Éloge du bachotage

Numéro 30 – Juin 2011

Enfant, on veut faire de la guitare par mimétisme, dans l’espoir de capturer une petite part de notre modèle. Mais qu’on nous laisse faire et cela ne va en général pas très loin : on achète la guitare, on gratte quelques notes et on prend quelques cours sympathiques.

Surtout pas de solfège, la guitare en main tout de suite. Cela dure peu et il n’en reste rien : du simple tourisme. Le vrai voyage – qui nous sort de nous-mêmes pour nous amener Ailleurs – ici n’a même pas commencé. En effet, voyager a un prix et à force de vouloir réduire les coûts, on finit par tuer le voyage.
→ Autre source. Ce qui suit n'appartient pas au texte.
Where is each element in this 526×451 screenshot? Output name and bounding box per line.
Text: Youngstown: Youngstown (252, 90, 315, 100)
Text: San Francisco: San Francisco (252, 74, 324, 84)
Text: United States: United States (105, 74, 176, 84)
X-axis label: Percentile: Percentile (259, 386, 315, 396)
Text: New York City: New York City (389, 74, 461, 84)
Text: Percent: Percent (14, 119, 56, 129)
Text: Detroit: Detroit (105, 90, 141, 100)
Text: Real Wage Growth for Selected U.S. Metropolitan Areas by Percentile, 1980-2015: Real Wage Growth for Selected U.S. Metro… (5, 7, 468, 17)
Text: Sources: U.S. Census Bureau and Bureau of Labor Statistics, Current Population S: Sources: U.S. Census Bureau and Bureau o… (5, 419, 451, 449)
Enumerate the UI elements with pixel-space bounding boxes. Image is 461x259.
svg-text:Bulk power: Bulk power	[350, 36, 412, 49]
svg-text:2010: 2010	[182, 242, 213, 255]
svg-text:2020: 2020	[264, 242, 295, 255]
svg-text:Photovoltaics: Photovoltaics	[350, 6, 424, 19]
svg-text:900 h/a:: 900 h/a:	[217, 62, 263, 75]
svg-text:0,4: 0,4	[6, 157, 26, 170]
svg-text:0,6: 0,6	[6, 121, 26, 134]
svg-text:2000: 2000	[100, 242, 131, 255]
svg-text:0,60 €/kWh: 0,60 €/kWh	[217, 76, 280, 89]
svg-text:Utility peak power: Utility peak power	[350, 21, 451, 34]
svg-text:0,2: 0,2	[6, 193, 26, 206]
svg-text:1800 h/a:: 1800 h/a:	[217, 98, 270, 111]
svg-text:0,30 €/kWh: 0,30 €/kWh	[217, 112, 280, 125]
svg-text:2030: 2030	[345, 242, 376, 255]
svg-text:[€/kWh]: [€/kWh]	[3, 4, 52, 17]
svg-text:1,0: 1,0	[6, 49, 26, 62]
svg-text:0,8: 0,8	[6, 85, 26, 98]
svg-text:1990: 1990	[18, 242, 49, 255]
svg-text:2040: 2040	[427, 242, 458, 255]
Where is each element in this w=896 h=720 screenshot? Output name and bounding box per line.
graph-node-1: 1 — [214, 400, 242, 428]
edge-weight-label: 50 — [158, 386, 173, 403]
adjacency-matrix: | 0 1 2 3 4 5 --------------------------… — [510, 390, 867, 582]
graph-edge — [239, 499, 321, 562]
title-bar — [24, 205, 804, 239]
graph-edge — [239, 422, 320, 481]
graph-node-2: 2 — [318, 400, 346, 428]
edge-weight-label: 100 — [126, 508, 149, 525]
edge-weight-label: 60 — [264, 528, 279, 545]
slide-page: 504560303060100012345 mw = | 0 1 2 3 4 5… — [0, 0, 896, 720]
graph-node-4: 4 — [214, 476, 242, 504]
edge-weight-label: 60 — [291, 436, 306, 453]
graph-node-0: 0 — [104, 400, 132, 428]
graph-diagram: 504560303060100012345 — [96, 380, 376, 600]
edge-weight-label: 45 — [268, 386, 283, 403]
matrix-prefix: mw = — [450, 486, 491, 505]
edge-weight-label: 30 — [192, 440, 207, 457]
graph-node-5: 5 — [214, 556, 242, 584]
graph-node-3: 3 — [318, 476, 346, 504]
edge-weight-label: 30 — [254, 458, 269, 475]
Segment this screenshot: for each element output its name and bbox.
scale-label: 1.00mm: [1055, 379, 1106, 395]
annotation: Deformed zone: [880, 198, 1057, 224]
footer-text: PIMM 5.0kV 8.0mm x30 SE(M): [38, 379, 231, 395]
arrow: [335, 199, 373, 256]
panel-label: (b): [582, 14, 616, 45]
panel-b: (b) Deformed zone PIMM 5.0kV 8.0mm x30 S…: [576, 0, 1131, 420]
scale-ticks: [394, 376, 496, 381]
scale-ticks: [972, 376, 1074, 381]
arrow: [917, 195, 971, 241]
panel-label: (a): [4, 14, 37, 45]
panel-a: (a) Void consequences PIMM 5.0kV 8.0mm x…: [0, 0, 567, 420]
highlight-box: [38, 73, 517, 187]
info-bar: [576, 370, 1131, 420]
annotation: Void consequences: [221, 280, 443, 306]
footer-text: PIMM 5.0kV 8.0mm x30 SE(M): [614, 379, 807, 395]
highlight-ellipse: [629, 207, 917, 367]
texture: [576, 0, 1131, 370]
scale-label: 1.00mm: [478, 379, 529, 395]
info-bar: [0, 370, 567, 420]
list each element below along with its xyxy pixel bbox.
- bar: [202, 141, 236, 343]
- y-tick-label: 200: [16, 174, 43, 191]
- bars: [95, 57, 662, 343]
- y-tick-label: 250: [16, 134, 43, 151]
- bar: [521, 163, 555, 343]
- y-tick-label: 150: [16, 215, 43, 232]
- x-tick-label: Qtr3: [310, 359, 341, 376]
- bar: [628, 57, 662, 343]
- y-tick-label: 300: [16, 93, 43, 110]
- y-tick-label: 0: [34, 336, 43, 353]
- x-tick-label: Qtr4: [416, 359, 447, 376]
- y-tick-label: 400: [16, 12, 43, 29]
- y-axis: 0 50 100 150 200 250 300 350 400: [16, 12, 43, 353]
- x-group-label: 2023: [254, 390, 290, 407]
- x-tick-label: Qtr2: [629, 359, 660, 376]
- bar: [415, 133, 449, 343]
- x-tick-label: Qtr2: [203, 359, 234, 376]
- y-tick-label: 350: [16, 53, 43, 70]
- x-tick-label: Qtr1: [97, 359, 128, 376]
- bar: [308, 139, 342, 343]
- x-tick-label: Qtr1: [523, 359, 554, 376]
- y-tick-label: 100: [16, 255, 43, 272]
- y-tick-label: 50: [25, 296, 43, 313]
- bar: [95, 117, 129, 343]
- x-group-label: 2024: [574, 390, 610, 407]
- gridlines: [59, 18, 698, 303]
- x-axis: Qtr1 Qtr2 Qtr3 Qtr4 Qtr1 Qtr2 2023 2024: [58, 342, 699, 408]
Il me semble qu’aujourd’hui, l’enseignement se limite souvent à fabriquer des touristes : ils ont visité, à grands pas, les lieux essentiels, mais cela reste pour eux une terre étrangère.

L’idée que je veux défendre ici est qu’il n’y a rien d’inhumain à accompagner les enfants sur le chemin exigeant de la grammaire, de la conduite du ballon, du solfège, de l’écriture, de la cuisine ou du jardinage (oserais-je ajouter du ménage bien fait ?) même quand le but n’est pas d’en faire des compétiteurs ne demandant qu’à écrabouiller leur voisin pour se sentir exister.

Dans le fond, deux conceptions de l’homme s’opposent : la conception moderne, qui considère l’humanité comme un état de fait et la tradition, selon laquelle l’humanité est une conquête. La première, partant du principe que les enfants ont tout en eux, aura tendance à les « laisser pousser » librement, comme des « herbes folles ». Entendez par là des esprits libres, non formatés et n’ayant pas à souffrir des tourments auxquels nous condamne fatalement le fait d’avoir un maître.

Malheureusement, l’expérience montre que cette méthode ne marche pas. Un savoir ce n’est pas tout ou rien ; c’est une familiarité que l’on acquiert avec son objet lors de mille et une rencontres. Combien d’heures de lecture pour mettre en place les automatismes qui feront un bon lecteur ? Combien de mots pour former un vocabulaire riche et subtil permettant d’appréhender l’infinie variété du monde ? Or, de nos jours, les enfants sont maladroits avec leur langue maternelle et leurs raisonnements, bien qu’élémentaires, sont ainsi souvent bancals.

Ne comprend-on pas que notre pensée est à la mesure de notre pouvoir de dire et qu’acquérir les moyens de dire, et donc de se mettre à distance, c’est le début de la liberté ? Comment espérer pouvoir vivre avec les autres (ou ne serait-ce qu’avec soi-même) sans cette mise à distance ?

Le solfège ou la grammaire acquis, le vrai voyage peut commencer – celui qui nous sort de nous-mêmes pour nous amener Ailleurs.

Donnons à nos enfants la possibilité de faire et refaire autant de fois que nécessaire ce qui est important, eux à qui cela coûte finalement si peu quand ils ont un modèle suffisamment grand à leurs yeux. Offrons-leur la chance d’acquérir une vraie pratique.

Il y aura des moments difficiles, et c’est heureux, car c’est quand le corps ou l’esprit résiste qu’une chance mince, mais précieuse, s’offre à nous : celle d’apprendre à mettre notre ego de côté et à faire un peu de place en nous pour l’Autre et l’Ailleurs. Le voyage peut alors commencer, au cours duquel il arrive qu’une relation, toujours particulière, à un petit coin du monde se tisse pour qui veut bien tenter l’aventure. Cela n’est pas une garantie d’humanité, mais c’est un premier pas, dans le sens inverse de la course à la plus grosse console de jeu, bagnole, fortune, liste d’amis, célébrité… qui paraît s’intensifier un peu partout aujourd’hui. Raison de plus pour défendre la forme noble du bachotage comme alternative à l’impasse de l’ego dans notre quête existentielle.